Das heute deutlichste Zeichen ist das „Dick-Essen“ der Bevölkerung. Der Geschmacks-Sinn wird mit synthetisch hergestellten Chemikalien, Nahrungszusatzstoffe genannt, getäuscht. Es werden ihm, für den Konsumenten mit verdorbenem Geschmacks-Sinn,  gut schmeckende  Quantitäten gegeben, auf die man immer allergischer wird. Für den Menschen, der noch die Qualitäten in der Nahrung mit seinen unverdorbenen Sinnen wahrnimmt, verändern die chemischen Zusatzstoffe die Nahrung zum Schlechten. Dies kann man zum Beispiel beim künstlich aromatisiertem Joghurt merken. Sonst sieht man diesen Betrug vor allem an der immer grösser werdenden Menschengruppe der Übergewichtigen, der Allergiker und der Zuckerkranken.

In den reichen Ländern der Erde gehören vor allem die Armen, die  billiges Essen zu sich nehmen müssen und zum Teil wollen, zu dieser immer grösser werdenden Gruppe. In den armen Ländern gibt es Menschen, die hungern oder sogar verhungern. Arme werden krank oder sterben an der fehlenden oder synthetisch angereicherten Nahrung. Dies ist menschengemacht. Man manipuliert im grossen Stil die Menschen und verdient viel an ihnen. Die Chemische- und Nahrungsmittelindustrie sind ein lukratives Geschäft!

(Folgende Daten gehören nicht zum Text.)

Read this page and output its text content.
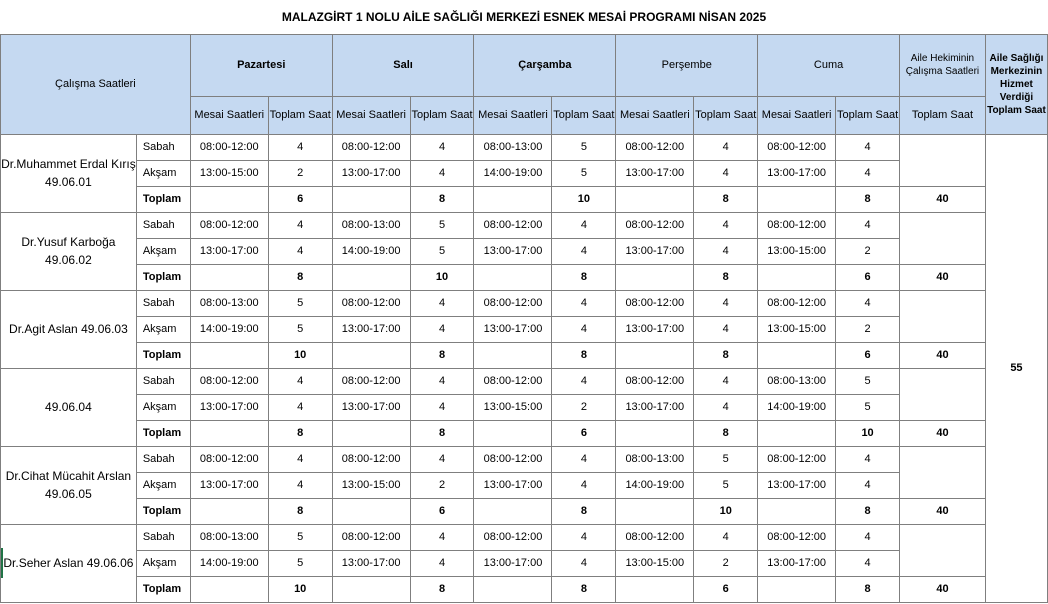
MALAZGİRT 1 NOLU AİLE SAĞLIĞI MERKEZİ ESNEK MESAİ PROGRAMI NİSAN 2025													
Çalışma Saatleri		Pazartesi		Salı		Çarşamba		Perşembe		Cuma		Aile Hekiminin Çalışma Saatleri	Aile Sağlığı Merkezinin Hizmet Verdiği Toplam Saat
		Mesai Saatleri	Toplam Saat	Mesai Saatleri	Toplam Saat	Mesai Saatleri	Toplam Saat	Mesai Saatleri	Toplam Saat	Mesai Saatleri	Toplam Saat	Toplam Saat	
Dr.Muhammet Erdal Kırış 49.06.01	Sabah	08:00-12:00	4	08:00-12:00	4	08:00-13:00	5	08:00-12:00	4	08:00-12:00	4		55
	Akşam	13:00-15:00	2	13:00-17:00	4	14:00-19:00	5	13:00-17:00	4	13:00-17:00	4		
	Toplam		6		8		10		8		8	40	
Dr.Yusuf Karboğa 49.06.02	Sabah	08:00-12:00	4	08:00-13:00	5	08:00-12:00	4	08:00-12:00	4	08:00-12:00	4		
	Akşam	13:00-17:00	4	14:00-19:00	5	13:00-17:00	4	13:00-17:00	4	13:00-15:00	2		
	Toplam		8		10		8		8		6	40	
Dr.Agit Aslan 49.06.03	Sabah	08:00-13:00	5	08:00-12:00	4	08:00-12:00	4	08:00-12:00	4	08:00-12:00	4		
	Akşam	14:00-19:00	5	13:00-17:00	4	13:00-17:00	4	13:00-17:00	4	13:00-15:00	2		
	Toplam		10		8		8		8		6	40	
49.06.04	Sabah	08:00-12:00	4	08:00-12:00	4	08:00-12:00	4	08:00-12:00	4	08:00-13:00	5		
	Akşam	13:00-17:00	4	13:00-17:00	4	13:00-15:00	2	13:00-17:00	4	14:00-19:00	5		
	Toplam		8		8		6		8		10	40	
Dr.Cihat Mücahit Arslan 49.06.05	Sabah	08:00-12:00	4	08:00-12:00	4	08:00-12:00	4	08:00-13:00	5	08:00-12:00	4		
	Akşam	13:00-17:00	4	13:00-15:00	2	13:00-17:00	4	14:00-19:00	5	13:00-17:00	4		
	Toplam		8		6		8		10		8	40	
Dr.Seher Aslan 49.06.06	Sabah	08:00-13:00	5	08:00-12:00	4	08:00-12:00	4	08:00-12:00	4	08:00-12:00	4		
	Akşam	14:00-19:00	5	13:00-17:00	4	13:00-17:00	4	13:00-15:00	2	13:00-17:00	4		
	Toplam		10		8		8		6		8	40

Deshalb muss man als Erzieher unserer Kinder immer mehr auf ihre Nahrung achten, um die allgemein fehlende Motivation zu verbessern. Ein weiteres wichtiges Kapitel sind auch die technischen Medien. Sie rauben den Kindern und Jugendlichen den Schlaf und speisen diese mit künstlichen Sinnesquantitäten ab. Zusätzlich werden noch die Nahrungsmittel konsumiert, die das Geschäft der Nahrungsmittelindustrie ankurbeln. Unter allen diesen künstlichen Seelenerlebnissen leiden unter anderen die Lehrpersonen. Unsere Kinder kommen privat und zum Teil auch in der Schule immer mehr in den Sog des passiven Konsums. Wir als Lehrpersonen müssen durch unsere Delta Pädagogik immer mehr Gegensteuer geben. Aktivität ist von uns und den uns anvertrauten Jungen gefragt. Unsere Aktivität ist auch beim Einsatz in der Technik in der Schule immer wichtiger. Der Aufruf an uns Erzieher ist überall zu sehen und zu hören. Die Heilmethode ist immer mit Aktivität verbunden. Deshalb ist äusserlich gesehen der Konsum, der auch in der Schule  immer wichtiger wird, bequemer. Innerlich muss der Delta Pädagoge immer gegen Widerstand durch eigenes Tun vorgehen. Den ersten Widerstand muss man bei sich überwinden. Denn auch wir sind Kinder des Konsums. Wir müssen zuerst unsere Freiheit zur Wirklichkeit machen und unser Bewusstsein weiter entwickeln. Erst im zweiten Schritt können wir in diesem freiheitlichen Sinn auf die Schüler und Schülerinnen einwirken.  Wir können die uns anvertrauten Kinder mit der Delta Pädagogik erziehen! Später werden die Kinder uns dankbar sein, wenn sie gemerkt haben, dass die Selbsterziehung das Wichtigste in unserer Pädagogik war. Wir dürfen viele Fehler machen, wenn wir unser Ziel, die Freiheit des Menschen, nicht aus den Augen verlieren.